Neo her zamanki ciddi ifadesiyle ona baktı.
Ona yoğun bir şekilde bakınca Amelia telaşlandı.
“Kardeşimizden saklamamıza gerek yok. Ona güveniyorum.”
“Yalan söylemeyi bırak, lütfen!”
Amelia’nın şiddetli itirazını izleyen Henry şüpheye düştü.
Neo bunu fark etti ve gizli numarasını kullandı.
Okyanusu Kucaklama Büyüsünü etkinleştirdi.
Vücudu soluk mavi bir ışıkla kaplandı.
“Bu, Kraliçe’nin bana verdiği Titreme sınıfı bir büyü. Bilmelisin…”
“O büyüyü sadece iki kişi miras alabilir.
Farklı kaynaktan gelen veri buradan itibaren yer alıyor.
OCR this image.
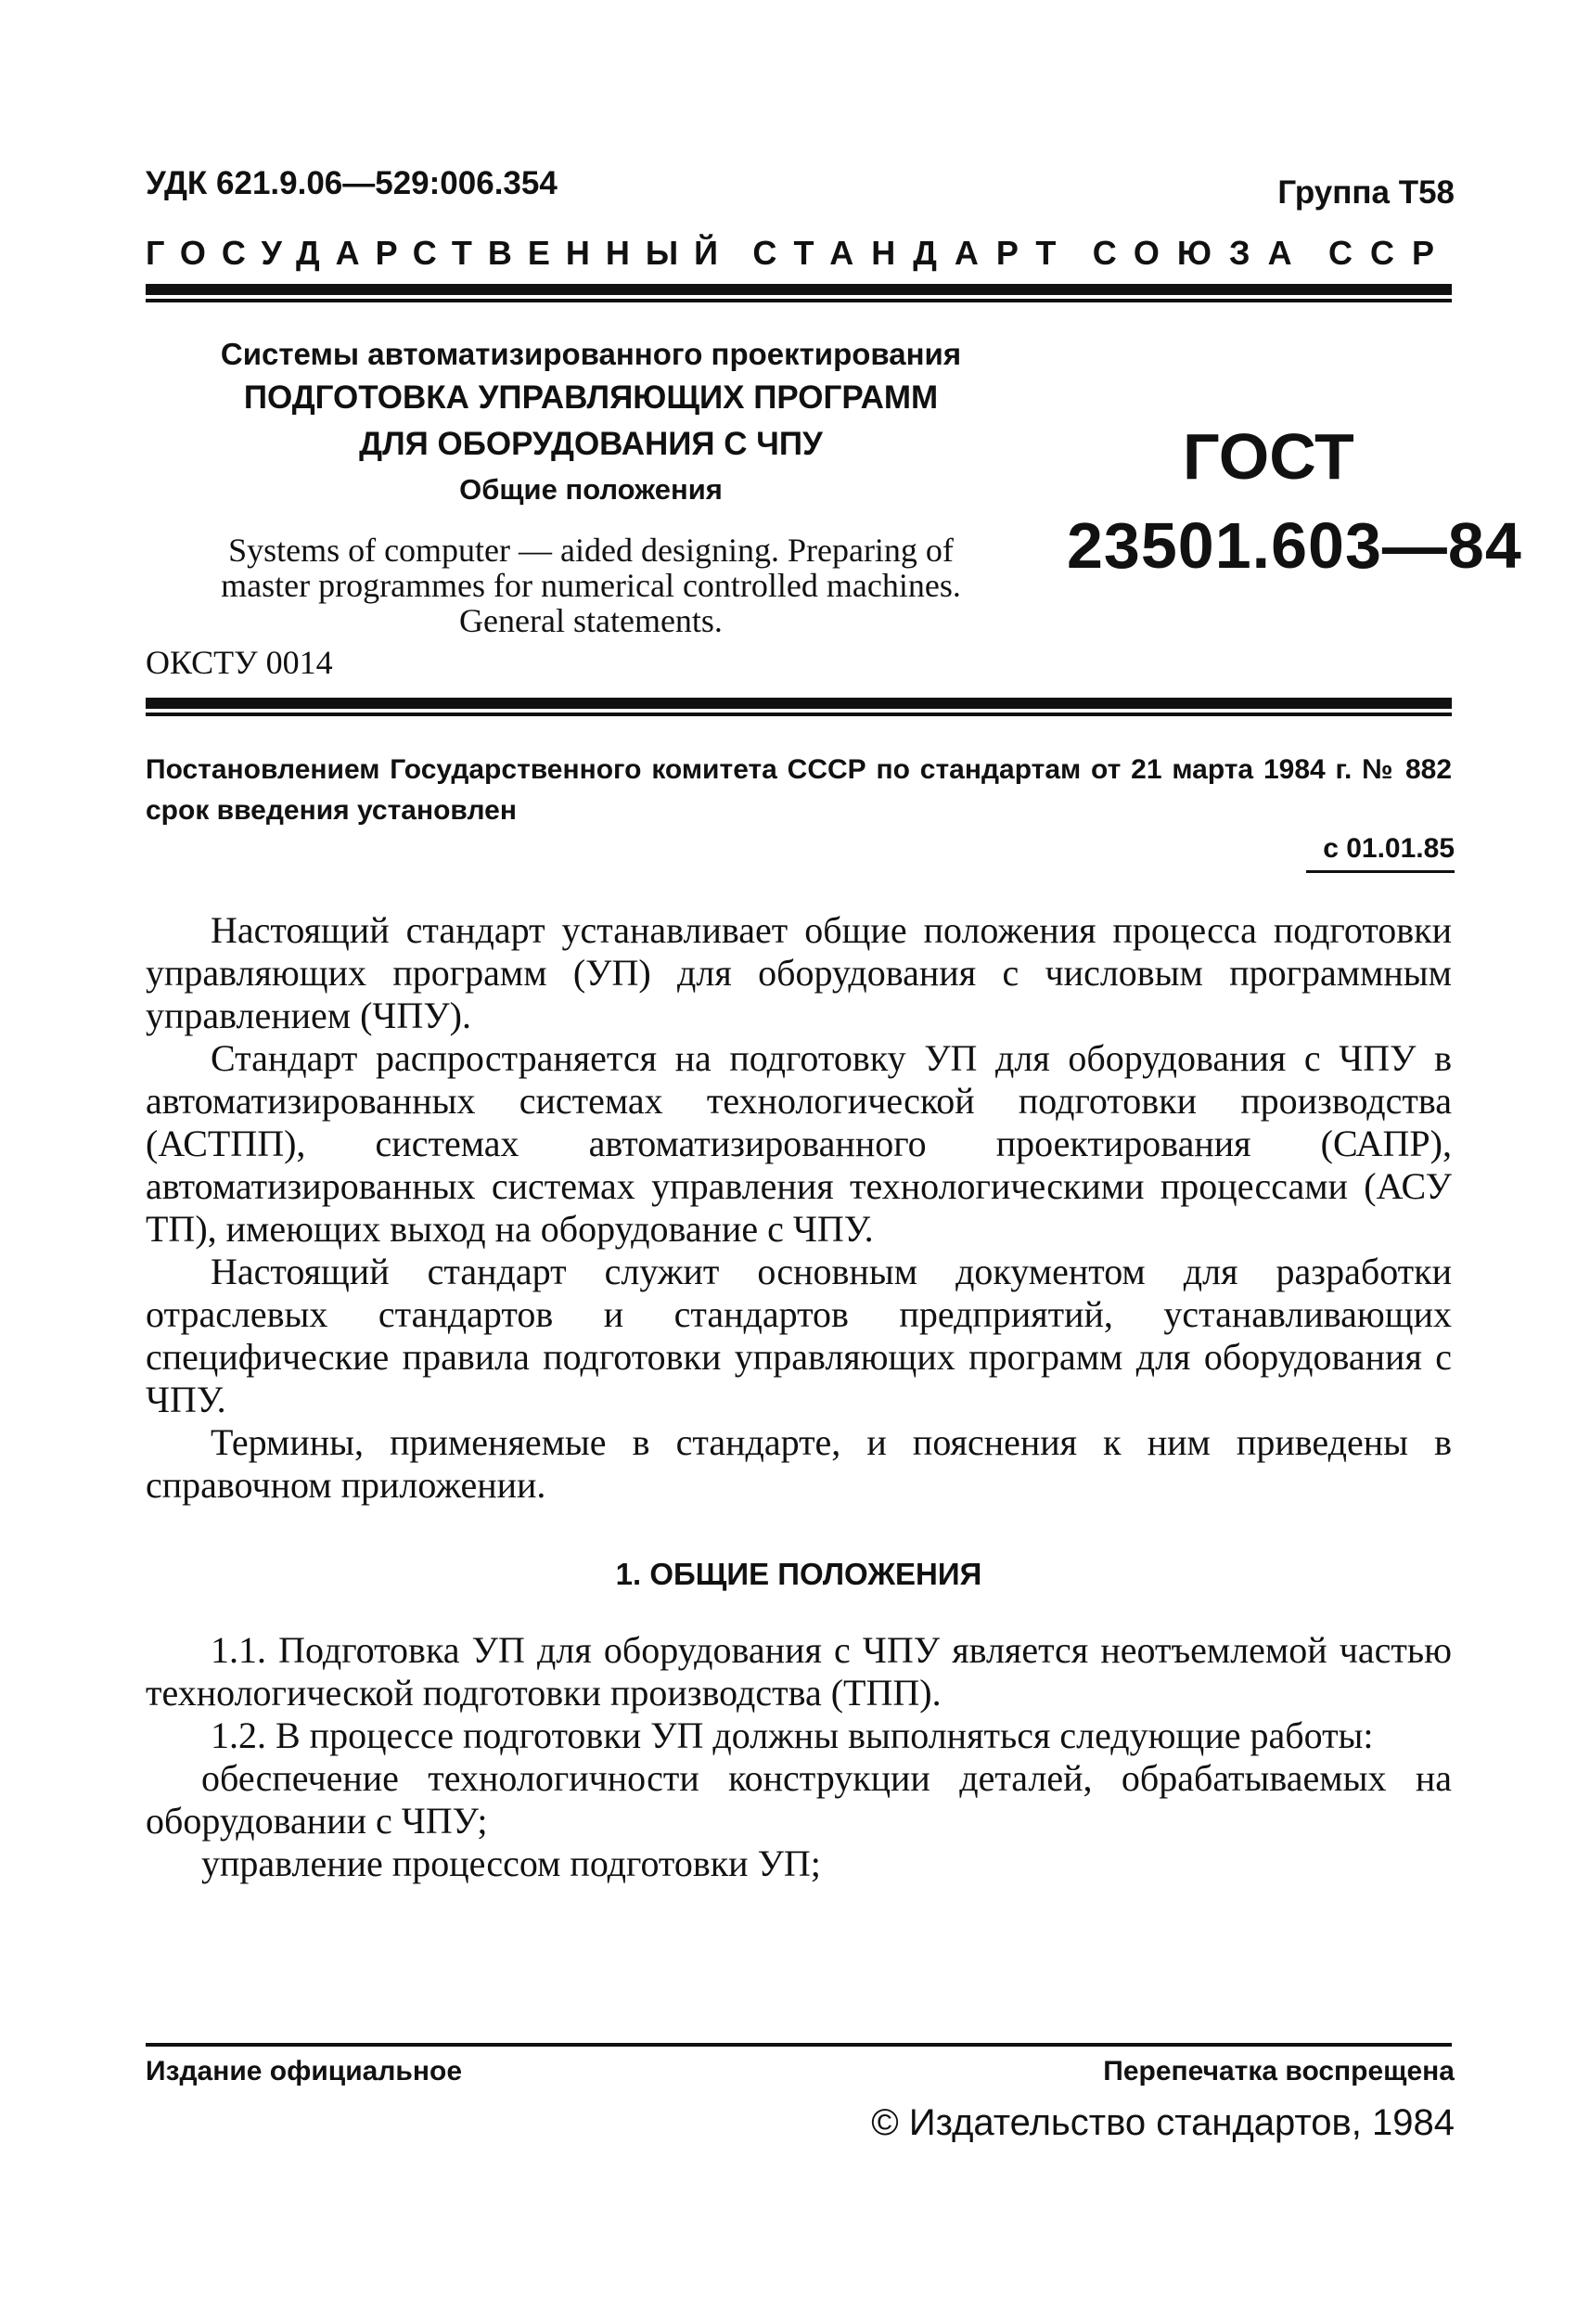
УДК 621.9.06—529:006.354	Группа Т58
ГОСУДАРСТВЕННЫЙ СТАНДАРТ СОЮЗА ССР
Системы автоматизированного проектирования
ПОДГОТОВКА УПРАВЛЯЮЩИХ ПРОГРАММ
ДЛЯ ОБОРУДОВАНИЯ С ЧПУ
Общие положения
Systems of computer — aided designing. Preparing of
master programmes for numerical controlled machines.
General statements.
ГОСТ
23501.603—84
ОКСТУ 0014
Постановлением Государственного комитета СССР по стандартам от 21 марта 1984 г. № 882 срок введения установлен
с 01.01.85

Настоящий стандарт устанавливает общие положения процесса подготовки управляющих программ (УП) для оборудования с числовым программным управлением (ЧПУ).

Стандарт распространяется на подготовку УП для оборудования с ЧПУ в автоматизированных системах технологической подготовки производства (АСТПП), системах автоматизированного проектирования (САПР), автоматизированных системах управления технологическими процессами (АСУ ТП), имеющих выход на оборудование с ЧПУ.

Настоящий стандарт служит основным документом для разработки отраслевых стандартов и стандартов предприятий, устанавливающих специфические правила подготовки управляющих программ для оборудования с ЧПУ.

Термины, применяемые в стандарте, и пояснения к ним приведены в справочном приложении.

1. ОБЩИЕ ПОЛОЖЕНИЯ

1.1. Подготовка УП для оборудования с ЧПУ является неотъемлемой частью технологической подготовки производства (ТПП).

1.2. В процессе подготовки УП должны выполняться следующие работы:

обеспечение технологичности конструкции деталей, обрабатываемых на оборудовании с ЧПУ;

управление процессом подготовки УП;

Издание официальное	Перепечатка воспрещена
© Издательство стандартов, 1984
Yani, bu gerçekten doğru.”
Henry dilini şaklattı.
“O Akademi öğrencisi değil mi? Onun durumunda böyle tehlikeli bir yere gitmesi güvenli mi?“ diye sordu Henry.
“Başka seçeneğimiz yok. Çocuğumuzla ilgili haber yayılırsa, diğerleri onun nişanlısı olarak benim de Titreme sınıfı Büyüyü miras aldığımı öğrenecek.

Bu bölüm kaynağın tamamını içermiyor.